The Electronic Communications Act of 13 June 2005 was recently amended in order to implement, amongst other provisions, the new European rules on the use of cookies, thereby making the use of cookies subject to prior consent. The new rules entered into force on 4 August 2012.
1. Definition of cookies
Cookies are small files placed on a subscriber's or user's computer which allow information about the user to be gathered. Cookies are typically used by e-commerce websites in order, for example, to remember certain user settings, such as language, or make the website more user-friendly (e.g. the content of a shopping cart will remain available when the user leaves the webpage).
Cookies can also be used for a variety of other purposes, such as monitoring the user's internet behaviour in order to send targeted advertisements (so-called behavioural advertising) or for analytical purposes (e.g., analysis of the most visited pages on a website, the success of an advertising campaign, etc.).
2. Previous rules
Until 4 August 2012, the Electronic Communications Act ("ECA") provided that the storage of and access to information (e.g., using cookies) on a subscriber's or user's computer were only allowed if:
- the user was provided with information about the use and purpose of the cookies, pursuant to general data protection legislation; and
- the user was given an opportunity to block cookies.

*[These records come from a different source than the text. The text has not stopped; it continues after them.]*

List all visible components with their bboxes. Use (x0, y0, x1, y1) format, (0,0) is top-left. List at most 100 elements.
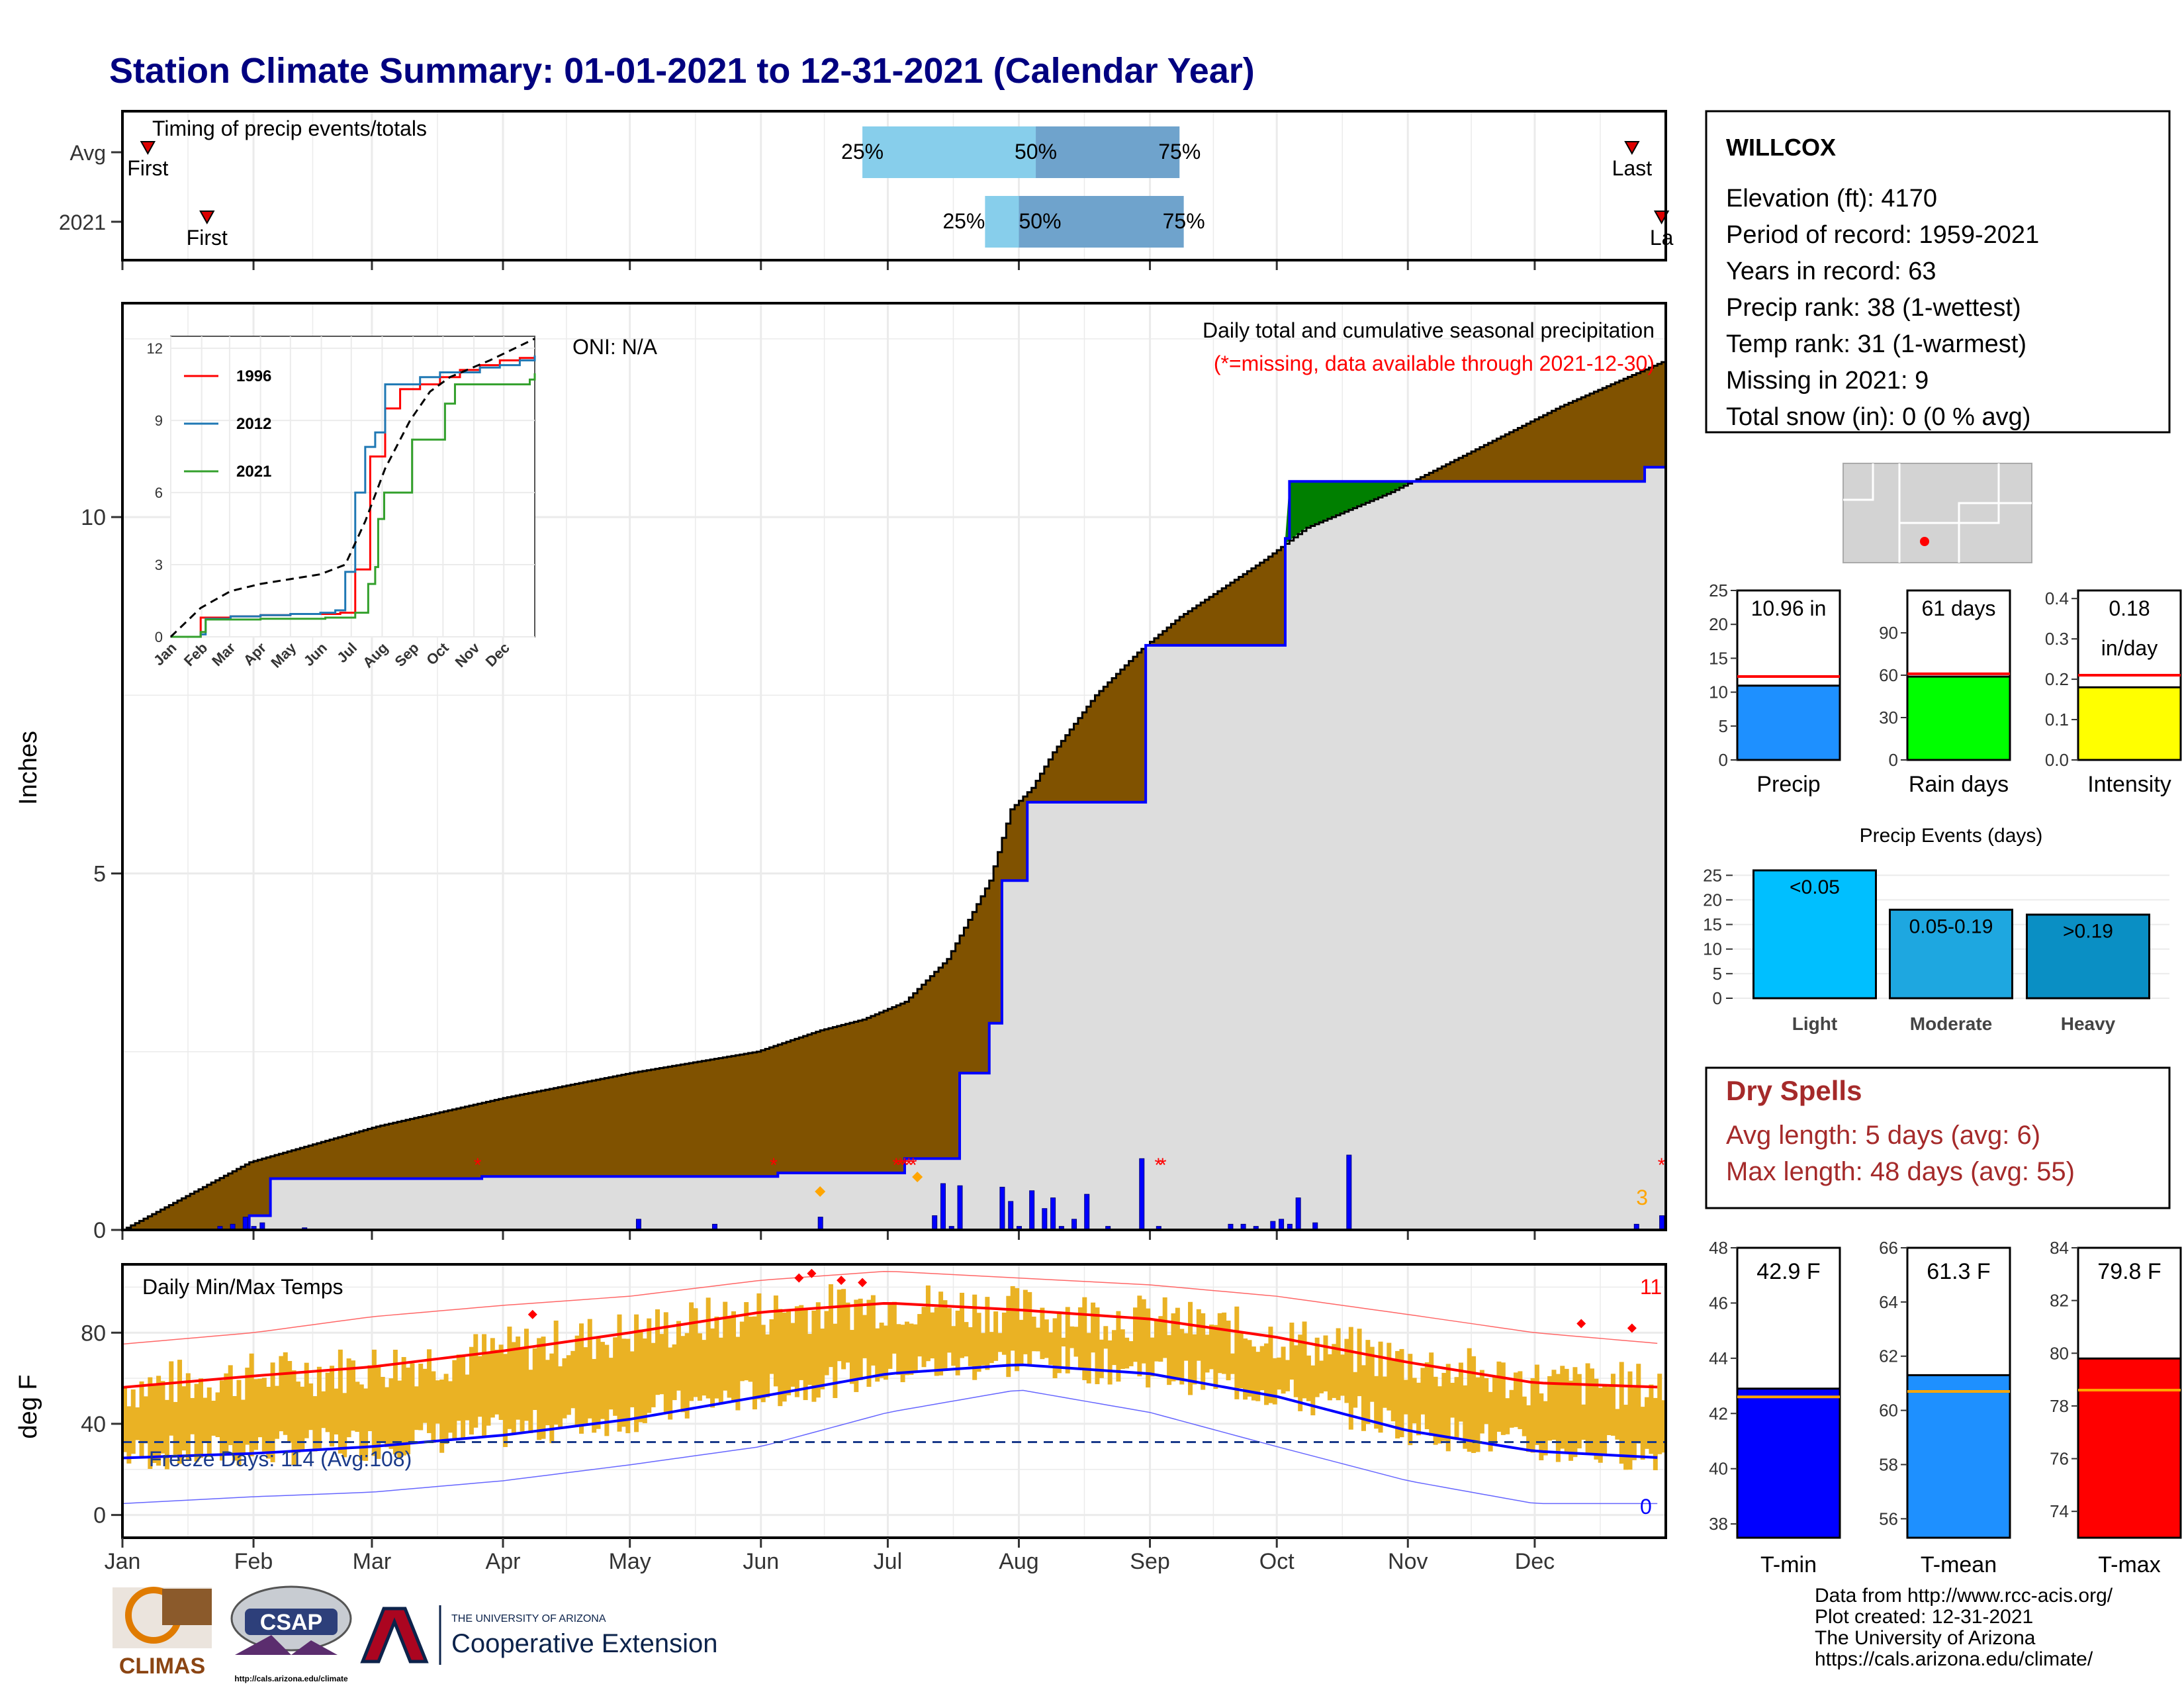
record-high-marker (837, 1276, 846, 1286)
daily-temp-bar (1463, 1385, 1468, 1449)
record-high-marker (807, 1268, 817, 1278)
daily-temp-bar (938, 1291, 944, 1376)
daily-temp-bar (461, 1354, 466, 1438)
daily-temp-bar (1344, 1338, 1349, 1403)
daily-temp-bar (1445, 1364, 1451, 1452)
daily-temp-bar (253, 1379, 259, 1450)
temp-panel-label: Daily Min/Max Temps (142, 1275, 343, 1299)
mini-bar-value-label: 61 days (1921, 596, 1995, 620)
daily-temp-bar (773, 1295, 778, 1387)
hot-count: 11 (1640, 1275, 1662, 1299)
daily-temp-bar (1019, 1319, 1024, 1366)
daily-temp-bar (642, 1338, 647, 1423)
daily-temp-bar (955, 1310, 960, 1376)
daily-temp-bar (909, 1323, 914, 1375)
daily-temp-bar (549, 1353, 555, 1444)
daily-temp-bar (799, 1305, 804, 1380)
missing-day-marker: * (892, 1154, 900, 1176)
daily-temp-bar (338, 1349, 343, 1454)
station-box: WILLCOX Elevation (ft): 4170 Period of re… (1705, 110, 2171, 434)
station-info-line: Missing in 2021: 9 (1726, 367, 1929, 395)
daily-temp-bar (511, 1342, 516, 1434)
daily-temp-bar (1175, 1307, 1180, 1381)
daily-temp-bar (528, 1370, 533, 1434)
timing-bar-q50-q75 (1019, 196, 1184, 248)
daily-temp-bar (160, 1381, 165, 1454)
footer-credits: Data from http://www.rcc-acis.org/ Plot … (1815, 1585, 2113, 1670)
daily-temp-bar (139, 1381, 144, 1458)
daily-temp-bar (1399, 1348, 1404, 1438)
daily-temp-bar (1640, 1407, 1645, 1460)
daily-temp-bar (1132, 1307, 1138, 1362)
daily-temp-bar (1281, 1346, 1286, 1394)
inset-ytick-label: 9 (155, 412, 163, 429)
daily-temp-bar (968, 1327, 973, 1366)
daily-temp-bar (960, 1292, 965, 1358)
inset-legend-label: 2021 (236, 463, 271, 481)
timing-panel: 25% 50% 75% First Last 25% 50% 75% First La Timin… (59, 110, 1674, 270)
daily-temp-bar (592, 1358, 597, 1433)
daily-temp-bar (1103, 1326, 1109, 1349)
daily-precip-bar (1139, 1158, 1145, 1231)
daily-temp-bar (295, 1382, 300, 1453)
temp-bar-ytick-label: 42 (1709, 1403, 1728, 1423)
mini-bar-ytick-label: 15 (1709, 648, 1728, 668)
csap-badge (245, 1609, 338, 1635)
daily-temp-bar (1264, 1343, 1269, 1405)
daily-temp-bar (1077, 1307, 1083, 1369)
daily-temp-bar (951, 1326, 956, 1366)
daily-temp-bar (946, 1308, 952, 1353)
daily-temp-bar (617, 1314, 622, 1432)
daily-temp-bar (1167, 1335, 1172, 1385)
daily-temp-bar (663, 1312, 668, 1413)
daily-temp-bar (1496, 1361, 1502, 1432)
daily-temp-bar (1374, 1376, 1379, 1429)
daily-temp-bar (980, 1333, 985, 1366)
daily-temp-bar (371, 1349, 377, 1456)
daily-temp-bar (1450, 1382, 1455, 1418)
daily-temp-bar (1048, 1332, 1054, 1365)
daily-temp-bar (1408, 1354, 1413, 1446)
daily-temp-bar (1319, 1360, 1324, 1393)
daily-temp-bar (942, 1300, 948, 1369)
missing-day-marker: * (1154, 1154, 1162, 1176)
daily-temp-bar (1010, 1286, 1015, 1351)
daily-temp-bar (659, 1334, 664, 1395)
daily-temp-bar (702, 1340, 707, 1396)
mini-bar-ytick-label: 0.1 (2045, 710, 2069, 729)
normal-precip-line (122, 360, 1667, 1231)
daily-temp-bar (143, 1396, 148, 1444)
daily-temp-bar (1602, 1385, 1608, 1454)
mini-bar-label: Intensity (2087, 772, 2171, 797)
temp-bar-label: T-min (1760, 1552, 1817, 1577)
daily-temp-bar (1226, 1320, 1231, 1381)
inset-normal-line (169, 338, 535, 638)
daily-temp-bar (397, 1380, 402, 1459)
daily-temp-bar (769, 1319, 774, 1374)
daily-temp-bar (401, 1357, 406, 1456)
mini-bar-label: Rain days (1909, 772, 2009, 797)
daily-temp-bar (355, 1382, 360, 1432)
daily-temp-bar (291, 1370, 296, 1466)
temp-bar-label: T-max (2098, 1552, 2160, 1577)
daily-temp-bar (854, 1299, 859, 1392)
daily-temp-bar (308, 1383, 314, 1430)
events-ytick-label: 20 (1703, 890, 1722, 910)
missing-day-marker: * (770, 1154, 778, 1176)
daily-temp-bar (270, 1362, 275, 1462)
partial-data-marker (912, 1172, 923, 1182)
temp-bar-ytick-label: 78 (2050, 1396, 2069, 1416)
month-label: Jul (874, 1549, 902, 1574)
daily-temp-bar (672, 1344, 677, 1401)
timing-q50-label: 50% (1015, 140, 1057, 164)
daily-temp-bar (1302, 1321, 1307, 1399)
month-label: Feb (234, 1549, 273, 1574)
daily-temp-bar (359, 1384, 364, 1461)
daily-temp-bar (545, 1360, 550, 1426)
daily-temp-bar (224, 1373, 229, 1455)
daily-temp-bar (228, 1365, 233, 1446)
missing-day-marker: * (909, 1154, 917, 1176)
daily-temp-bar (1272, 1358, 1277, 1405)
daily-temp-bar (1357, 1329, 1362, 1397)
map-background (1843, 463, 2032, 563)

In accordance with these rules, many companies included in their website's privacy statement a provision informing users of the use of cookies and indicating that users could block cookies by modifying their browser settings.
3. New rules
Following an amendment to the E-Privacy Directive 2002/58/EC, Belgium amended the ECA to incorporate the new rules.
Pursuant to these new rules, the storage of and access to information (e.g., using cookies) on a subscriber's or user's computer are now subject to the following conditions:
- the subscriber or user has been informed of the use of cookies and the purpose of such use, in accordance with general data protection legislation; and
- the subscriber or user has given his or her consent to allow cookies, after having received the abovementioned information.
The subscriber or user must also have the possibility to further block cookies in a user-friendly way.
It is not clear how the new consent rules can be implemented in practice in a way that is satisfactory to both businesses and regulators. In an opinion on the draft amendment to the ECA, issued on 21 March 2012, the Privacy Commission refers to the use of pop-up screens that request users to consent to the use of cookies before they are allowed to access a website. Whilst this technique certainly meets the requirements of the revised ECA, it makes web navigation less friendly. The regulators are expected to provide further guidance on this issue in the near future.
4. Exceptions to consent
The amended ECA provides that the subscriber's or user's prior consent is not necessary in two situations:
- the cookies are used for the sole purpose of transmitting a message over an electronic communications network; or
- the cookies are strictly necessary in order to provide an information society service expressly requested by the user.
In an opinion of 7 June 2011, the Article 29 Working Party (a European advisory group composed of representatives from national data protection authorities in the EU) commented on these two exceptions and concluded that, provided certain requirements are met, a series of cookies can benefit from the exceptions (e.g. session cookies that keep track of the content of a shopping cart, identify the user after he or she has logged in, or store a user's preferred settings such as
language).
The Working Party is also of the opinion that certain cookies cannot benefit from the consent exceptions, mainly third-party advertising and analytical cookies, such as Google Analytics. For these types of cookies, prior consent will still be necessary.
5. Implementation
The new rules entered into force on 4 August 2012. The amended ECA does not provide for a transition period, meaning websites should, in principle, have complied with the new rules since the above date. It is not yet clear whether, in practice, regulators will give businesses a reasonable period of time within which to amend their practices. More information should be available in the near future.